Acteur reconnu, Paul Newman fut aussi un excellent réalisateur, comme le prouve la reprise inespérée de son troisième film. Adapté d’un texte de Paul Zindel, De l’influence des rayons gamma sur le comportement des marguerites est une œuvre d’une beauté irradiante, servie par un trio d’actrices absolument épatantes.
Du grand Paul Newman, le public ne retient généralement que ses prestations en tant qu’acteur les plus marquantes du Gaucher à La Couleur de l’argent, en passant par Marqué par la haine, La Chatte sur un toit brûlant, L’Arnaque ou encore Le Verdict. Marié à l’actrice Joanne Woodward (oscarisée pour son interprétation dans Les Trois Visages d’Eve, sans rapport avec le chef d’œuvre de Mankiewicz), Paul Newman est devenu au fil des décennies une légende du cinéma hollywoodien, à l’instar de ses collègues Marlon Brando et James Dean. Acteur politiquement engagé et connu pour ses positions progressistes, le principal interprète de L’Arnaqueur est pourtant définitivement entré dans la cour des grands en prenant le risque de passer derrière la caméra. Mais bien loin des caprices de stars qui se rêvent un jour cinéastes, Paul Newman a fait le choix de tourner le dos aux productions coûteuses pour porter des projets formellement ambitieux et d’un humanisme à la fois complexe et lucide. Ce n’est d’ailleurs pas un hasard si l’année 1968 est celle de son premier film, Rachel, Rachel, bouleversant portrait de femme (déjà incarné par Joanne Woodward) porté par d’étonnantes fulgurances formelles et injustement oublié aujourd’hui. L’aventure se poursuivra en 1970 avec Le Clan des irréductibles (que son auteur reniera par la suite), L’Affrontement en 1983 et La Ménagerie de verre en 1987.

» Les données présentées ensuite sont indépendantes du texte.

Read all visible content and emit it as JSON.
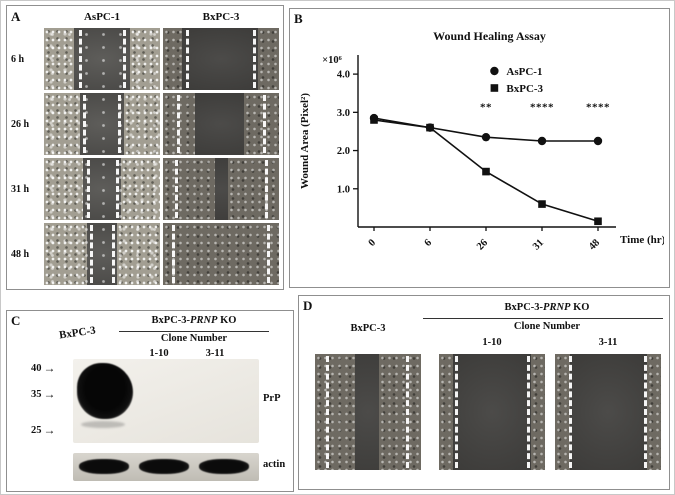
{
  "panels": {
    "a": {
      "label": "A",
      "columns": [
        "AsPC-1",
        "BxPC-3"
      ],
      "rows": [
        "6 h",
        "26 h",
        "31 h",
        "48 h"
      ]
    },
    "b": {
      "label": "B"
    },
    "c": {
      "label": "C",
      "lane": "BxPC-3",
      "ko_prefix": "BxPC-3-",
      "ko_gene": "PRNP",
      "ko_suffix": " KO",
      "clone_header": "Clone Number",
      "clones": [
        "1-10",
        "3-11"
      ],
      "mw": [
        "40",
        "35",
        "25"
      ],
      "arrow": "→",
      "blot_label": "PrP",
      "loading_label": "actin"
    },
    "d": {
      "label": "D",
      "ko_prefix": "BxPC-3-",
      "ko_gene": "PRNP",
      "ko_suffix": " KO",
      "parental": "BxPC-3",
      "clone_header": "Clone Number",
      "clones": [
        "1-10",
        "3-11"
      ]
    }
  },
  "chart_data": {
    "type": "line",
    "title": "Wound Healing Assay",
    "x_categories": [
      "0",
      "6",
      "26",
      "31",
      "48"
    ],
    "xlabel": "Time (hr)",
    "ylabel": "Wound Area (Pixel²)",
    "y_multiplier_label": "×10⁶",
    "ylim": [
      0,
      4.5
    ],
    "yticks": [
      1.0,
      2.0,
      3.0,
      4.0
    ],
    "ytick_labels": [
      "1.0",
      "2.0",
      "3.0",
      "4.0"
    ],
    "grid": false,
    "legend_position": "top-right",
    "line_color": "#111111",
    "series": [
      {
        "name": "AsPC-1",
        "marker": "circle",
        "values": [
          2.85,
          2.6,
          2.35,
          2.25,
          2.25
        ]
      },
      {
        "name": "BxPC-3",
        "marker": "square",
        "values": [
          2.8,
          2.6,
          1.45,
          0.6,
          0.15
        ]
      }
    ],
    "annotations": [
      {
        "x_index": 2,
        "text": "**",
        "y": 3.05
      },
      {
        "x_index": 3,
        "text": "****",
        "y": 3.05
      },
      {
        "x_index": 4,
        "text": "****",
        "y": 3.05
      }
    ]
  }
}
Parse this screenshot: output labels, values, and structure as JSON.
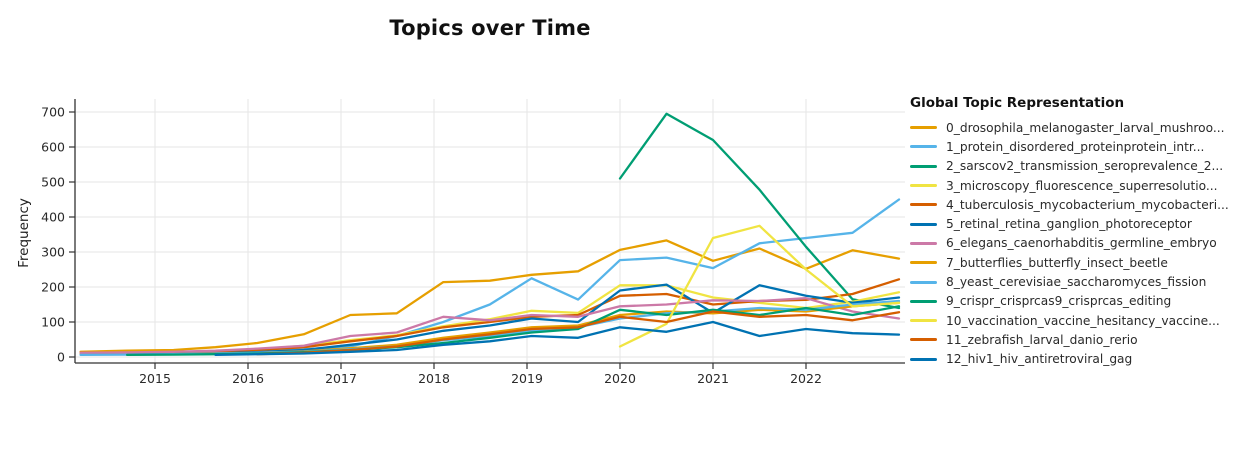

En 1972, lorsqu’il décide d’acheter le texte de Paul Zindel, De l’influence des rayons gamma sur le comportement des marguerites, Paul Newman souhaitait trouver « un rôle impossible à jouer pour [sa] femme », ce à quoi le festival de Cannes de 1973 répondit par un prix d’interprétation féminine totalement justifié. Il faut dire que Joanne Woodward campe avec une étonnante justesse Beatrice Hunsdorfer, une femme de 40 ans borderline, mère de deux jeunes adolescentes qu’elle tente d’aimer comme elle peut, parfois avec excès, souvent avec maladresse. Loin d’une Gena Rowlands dans les films de Cassavetes (où le dérèglement vient souvent du trop-plein d’amour comme par exemple dans Une femme sous influence), ce sont ici le vide et l’aigreur qui rythment les frasques de cette mère de famille. Entre l’amertume infinie d’avoir été quittée par un mari mort peu après et la médiocrité d’un quotidien où les problèmes d’argent obligent à héberger une vieille femme abandonnée par sa propre famille, Beatrice se confronte à chaque instant aux personnalités de ses deux filles : Ruth, d’un côté, adolescente de 17 ans, mature, émancipée et extravertie, et de l’autre, Matilda, 13 ans, jeune fille complexée et taciturne que la confiance d’un professeur de biologie finira par révéler à elle-même.
Ce qui fait toute la force du film, au-delà de l’étonnante composition des trois actrices et la beauté des dialogues, c’est cette ambition formelle teintée d’un humanisme débordant d’humilité avec laquelle le réalisateur capte le quotidien de ses personnages. Bien que le film ait une durée standard d’une heure quarante, Paul Newman sait faire preuve d’une patience exemplaire pour discerner toutes les ambiguïtés de cette histoire. Retenue et étonnamment fluide, la mise en scène fait du détail – et surtout de l’expression des visages – un véritable discours sur la condition humaine : on retiendra par exemple la détresse de la mère lorsqu’elle découvre que sa fille la caricature à l’école ou encore le regard fixe d’une vieille femme abandonnée à son triste sort. Ici, tout n’est question que de subjectivité et, à l’image de ce titre énigmatique, c’est bel et bien le regard du réalisateur qui irradie ces pousses mal dégrossies pour en faire de belles et modestes fleurs dont le parfum continue de se diffuser après le générique de fin.